De El Arte Romántico
Por Charles Baudelaire
Traducción de Nydia Lamarque 1º edición, 1961, México, Editorial Aguilar.

     (...) Si el grito, si el suspiro natural de un alma escogida, si la desesperada ambición del corazón, si las facultades súbitas, irreflexivas, si todo cuanto es gratuito y viene de Dios bastan para hacer al gran poeta, Marceline Valmore es y será siempre un gran poeta. Es cierto que si nos tomamos el trabajo de señalar todo lo que le falta de cuanto puede adquirirse por el estudio, su grandeza quedará singularmente disminuida; pero en el mismo momento en que uno se siente más impaciente y desolado por la negligencia, por el estorbo, por lo turbio, que uno toma, uno, hombre reflexivo y siempre responsable, por un resultado de la pereza, se yergue una belleza súbita, inesperada, sin par, y henos ahí arrastrados irresistiblemente hasta el fondo del cielo poético. Jamás poeta alguno fue más natural; ninguno fue jamás menos artificial. Nadie ha podido imitar ese encanto, porque es completamente original y nativo.

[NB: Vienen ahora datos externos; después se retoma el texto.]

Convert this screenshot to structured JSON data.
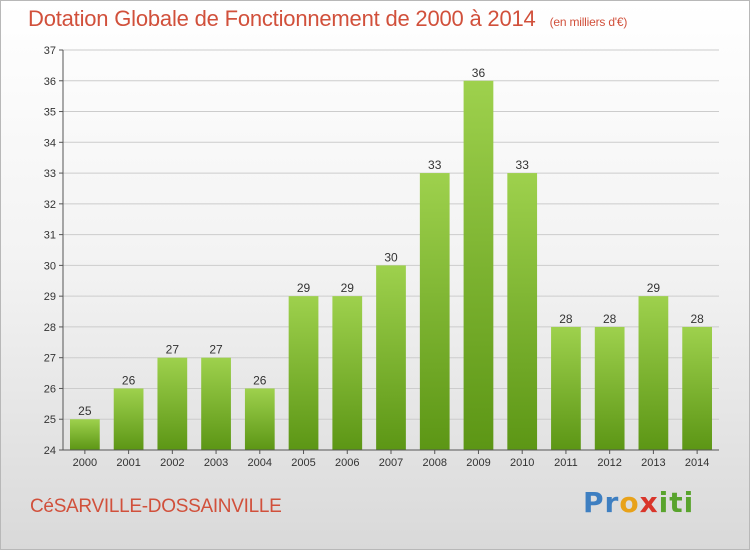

    Si alguna vez un hombre deseó para su mujer o su hija los dones y los honores de la Musa, no ha podido desearlos de otra naturaleza que los que fueron acordados a la señora Valmore.

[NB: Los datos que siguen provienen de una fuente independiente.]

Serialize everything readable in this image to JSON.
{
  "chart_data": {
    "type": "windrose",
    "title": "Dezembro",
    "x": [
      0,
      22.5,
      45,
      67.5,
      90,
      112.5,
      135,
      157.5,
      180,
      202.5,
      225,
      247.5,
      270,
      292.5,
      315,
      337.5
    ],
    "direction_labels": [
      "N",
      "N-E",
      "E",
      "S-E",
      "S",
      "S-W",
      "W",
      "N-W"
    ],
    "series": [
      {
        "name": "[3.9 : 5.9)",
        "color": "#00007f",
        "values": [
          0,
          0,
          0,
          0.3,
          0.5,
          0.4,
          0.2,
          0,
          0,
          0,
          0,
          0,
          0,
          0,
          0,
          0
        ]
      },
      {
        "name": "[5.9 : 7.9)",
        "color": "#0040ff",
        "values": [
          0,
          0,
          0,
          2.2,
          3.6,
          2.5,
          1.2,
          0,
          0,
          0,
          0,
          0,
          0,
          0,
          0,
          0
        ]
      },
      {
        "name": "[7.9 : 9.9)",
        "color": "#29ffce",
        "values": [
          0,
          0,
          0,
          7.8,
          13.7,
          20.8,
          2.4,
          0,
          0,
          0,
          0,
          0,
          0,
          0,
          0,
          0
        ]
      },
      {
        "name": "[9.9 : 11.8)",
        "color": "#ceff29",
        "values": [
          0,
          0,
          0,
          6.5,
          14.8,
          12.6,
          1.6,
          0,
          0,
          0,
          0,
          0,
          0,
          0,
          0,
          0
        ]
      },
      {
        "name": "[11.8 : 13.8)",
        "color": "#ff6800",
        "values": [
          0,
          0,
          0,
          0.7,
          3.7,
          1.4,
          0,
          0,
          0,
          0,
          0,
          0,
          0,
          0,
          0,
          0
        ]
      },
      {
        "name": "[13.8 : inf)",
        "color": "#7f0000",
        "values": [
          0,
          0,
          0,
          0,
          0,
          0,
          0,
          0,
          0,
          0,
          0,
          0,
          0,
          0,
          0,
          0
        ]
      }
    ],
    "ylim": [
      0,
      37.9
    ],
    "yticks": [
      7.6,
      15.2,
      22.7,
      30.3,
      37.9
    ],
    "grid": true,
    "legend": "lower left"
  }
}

(...) De modo que la señora Valmore ha encontrado en su misma sinceridad su recompensa, es decir, una gloria que creemos tan sólida como la de los artistas perfectos. Esa antorcha que agita a nuestros ojos para iluminar los misteriosos boscajes del sentimiento, o que posa, para reavivarlo, sobre nuestro más íntimo recuerdo, amoroso o filial, esa antorcha la encendió ella en lo más hondo de su propio corazón. Víctor Hugo ha expresado magníficamente, como todo cuanto él expresa, las bellezas y los encantos de la vida de familia; pero sólo en las poesías de la ardiente Marceline encontraremos ese calor de nidada materna, de la qué algunos hijos de la mujer, menos ingratos que los, otros, han conservado el delicioso recuerdo. Si no temiera que una comparación demasiado animal fuera tomada como una falta de respeto para con esta mujer adorable, diría yo que encuentro en ella la gracia, La inquietud, la flexibilidad y, la violencia de la hembra, gata o leona, apasionada de sus cachorros.